Erdoğdu, asgari ücretin işçilere normal bir çalışma günü karşılığı ödenen ve işçinin gıda, konut, giyim, sağlık, ulaşım ve kültür gibi zorunlu ihtiyaçlarını günün fiyatları üzerinden asgari düzeyde karşılamaya yetecek ücret olarak tanımlandığını kaydetti.
Erdoğdu, TÜİK’in yaptığı çalışma sonucu 3540 kaloriye karşı gelen besin miktarlarıyla perakende fiyatlar çarpılarak bir işçinin günlük asgari gıda harcaması tutarının bulunduğunu, yapılan bu hesaplama sonucu bulunan tutarın, besin içi ve dışı oranları kullanılarak günlük besin içi ve besin dışı toplam harcamalar tutarına ulaşıldığını anlattı.
1969’dan bugüne asgari ücretin gelişimini anlatarak konuşmasını sürdüren Erdoğdu, 12 Mart ve 12 Eylül darbelerinin ardından yaşanan olağanüstü düşüşe dikkat çekti. 2018 yılı başında asgari ücretin brüt 2.029,50 TL olarak belirlendiğini anlatan Erdoğdu, bu miktardan yüzde 14 (284,13) SGK primi, yüzde 1 (20,30) işsizlik sigortası primi, yüzde 15 (106,55) gelir vergisi kesintisi yapıldığını belirtti. Asgari ücretten yapılan toplam kesintilerin 426,38 TL olduğunu kaydeden Erdoğdu, önümüzdeki yıl asgari ücretin en az 2350 TL olması gerektiğini belirtti.

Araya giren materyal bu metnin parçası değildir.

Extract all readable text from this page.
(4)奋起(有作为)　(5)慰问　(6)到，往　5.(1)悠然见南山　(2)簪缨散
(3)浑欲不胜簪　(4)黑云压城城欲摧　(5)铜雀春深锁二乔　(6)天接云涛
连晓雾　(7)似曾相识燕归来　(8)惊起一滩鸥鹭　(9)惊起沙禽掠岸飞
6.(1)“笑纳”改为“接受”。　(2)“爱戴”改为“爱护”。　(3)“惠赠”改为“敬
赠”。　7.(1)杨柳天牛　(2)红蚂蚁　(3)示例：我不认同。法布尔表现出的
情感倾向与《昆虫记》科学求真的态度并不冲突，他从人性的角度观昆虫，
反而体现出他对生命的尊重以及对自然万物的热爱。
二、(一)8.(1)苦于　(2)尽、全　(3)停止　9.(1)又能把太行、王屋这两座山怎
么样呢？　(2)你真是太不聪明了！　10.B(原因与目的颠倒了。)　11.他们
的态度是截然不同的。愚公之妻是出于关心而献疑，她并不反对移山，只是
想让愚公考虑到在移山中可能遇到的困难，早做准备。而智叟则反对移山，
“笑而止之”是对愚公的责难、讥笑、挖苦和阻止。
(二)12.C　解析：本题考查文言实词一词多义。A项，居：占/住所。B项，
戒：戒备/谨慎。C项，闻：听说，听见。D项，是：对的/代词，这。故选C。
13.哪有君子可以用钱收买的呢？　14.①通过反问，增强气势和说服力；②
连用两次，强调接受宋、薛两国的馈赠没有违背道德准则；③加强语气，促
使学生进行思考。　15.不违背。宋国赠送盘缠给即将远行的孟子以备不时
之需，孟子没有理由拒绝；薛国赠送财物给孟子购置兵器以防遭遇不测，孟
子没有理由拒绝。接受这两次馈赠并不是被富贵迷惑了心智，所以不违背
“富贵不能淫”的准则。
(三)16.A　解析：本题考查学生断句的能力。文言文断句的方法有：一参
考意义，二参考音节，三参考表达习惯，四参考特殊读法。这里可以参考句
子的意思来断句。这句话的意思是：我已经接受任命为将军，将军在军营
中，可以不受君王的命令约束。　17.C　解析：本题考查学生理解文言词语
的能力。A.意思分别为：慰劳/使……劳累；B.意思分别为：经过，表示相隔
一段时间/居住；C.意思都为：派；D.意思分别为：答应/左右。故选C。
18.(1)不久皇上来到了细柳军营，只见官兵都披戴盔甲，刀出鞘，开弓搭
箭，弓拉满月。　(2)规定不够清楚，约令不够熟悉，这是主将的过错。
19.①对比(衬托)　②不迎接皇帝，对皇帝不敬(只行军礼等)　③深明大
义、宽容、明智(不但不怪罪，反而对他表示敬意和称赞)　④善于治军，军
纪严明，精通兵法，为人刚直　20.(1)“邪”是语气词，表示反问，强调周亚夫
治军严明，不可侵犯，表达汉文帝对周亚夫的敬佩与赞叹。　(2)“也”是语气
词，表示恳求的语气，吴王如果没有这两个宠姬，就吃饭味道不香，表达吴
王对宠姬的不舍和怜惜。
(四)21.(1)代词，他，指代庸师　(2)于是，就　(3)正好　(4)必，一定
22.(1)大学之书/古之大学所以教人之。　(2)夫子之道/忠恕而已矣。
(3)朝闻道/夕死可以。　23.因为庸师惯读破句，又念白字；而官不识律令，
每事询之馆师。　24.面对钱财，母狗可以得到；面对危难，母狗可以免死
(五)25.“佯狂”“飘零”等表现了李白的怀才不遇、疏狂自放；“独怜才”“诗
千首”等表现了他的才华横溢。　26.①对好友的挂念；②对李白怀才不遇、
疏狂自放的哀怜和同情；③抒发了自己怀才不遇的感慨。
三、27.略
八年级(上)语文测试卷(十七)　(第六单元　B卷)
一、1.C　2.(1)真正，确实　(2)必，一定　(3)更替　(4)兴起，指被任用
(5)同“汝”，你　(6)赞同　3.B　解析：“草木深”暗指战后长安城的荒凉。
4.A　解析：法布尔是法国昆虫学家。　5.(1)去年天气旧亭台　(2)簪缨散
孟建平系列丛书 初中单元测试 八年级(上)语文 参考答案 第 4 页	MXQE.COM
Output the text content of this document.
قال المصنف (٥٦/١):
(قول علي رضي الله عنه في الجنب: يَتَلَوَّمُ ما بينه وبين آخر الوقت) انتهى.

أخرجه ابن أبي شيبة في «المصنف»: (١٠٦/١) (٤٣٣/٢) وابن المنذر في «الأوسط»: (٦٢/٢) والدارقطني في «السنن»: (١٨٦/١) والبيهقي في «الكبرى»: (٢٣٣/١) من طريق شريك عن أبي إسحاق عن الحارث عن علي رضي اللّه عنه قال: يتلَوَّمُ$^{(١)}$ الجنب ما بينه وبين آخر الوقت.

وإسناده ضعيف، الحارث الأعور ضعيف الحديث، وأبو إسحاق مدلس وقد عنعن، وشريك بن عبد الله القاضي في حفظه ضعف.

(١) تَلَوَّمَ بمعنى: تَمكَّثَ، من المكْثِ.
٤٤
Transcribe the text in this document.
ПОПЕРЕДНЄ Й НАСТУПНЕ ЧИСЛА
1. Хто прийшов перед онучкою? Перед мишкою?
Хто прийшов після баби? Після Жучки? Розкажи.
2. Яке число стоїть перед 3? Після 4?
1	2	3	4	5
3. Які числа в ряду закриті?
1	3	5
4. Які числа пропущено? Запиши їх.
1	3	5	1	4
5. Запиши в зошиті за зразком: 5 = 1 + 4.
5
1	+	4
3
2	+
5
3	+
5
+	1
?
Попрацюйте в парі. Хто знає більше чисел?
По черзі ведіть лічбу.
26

Panelin ikinci konuşmacısı olan Sinan Ok, “Türkiye İşsizlik ve Sigortası” başlıklı bir sunum yaptı. Türkiye’de işsiz sayısının 6,3 Milyon olduğunu, bunun 1 Milyon 167 bininin genç işsiz, 1 Milyon 111 bininin üniversiteli işsiz olduğunu anlatan Sinan Ok, sayıları 9,9 milyonu bulan kayıtdışı çalışanların, 4,3 Milyon kamu emekçisinin, mevsimlik işçilerin ve ev eksenli çalışanların işsizlik sigortası kapsamı dışında olduğunu belirtti.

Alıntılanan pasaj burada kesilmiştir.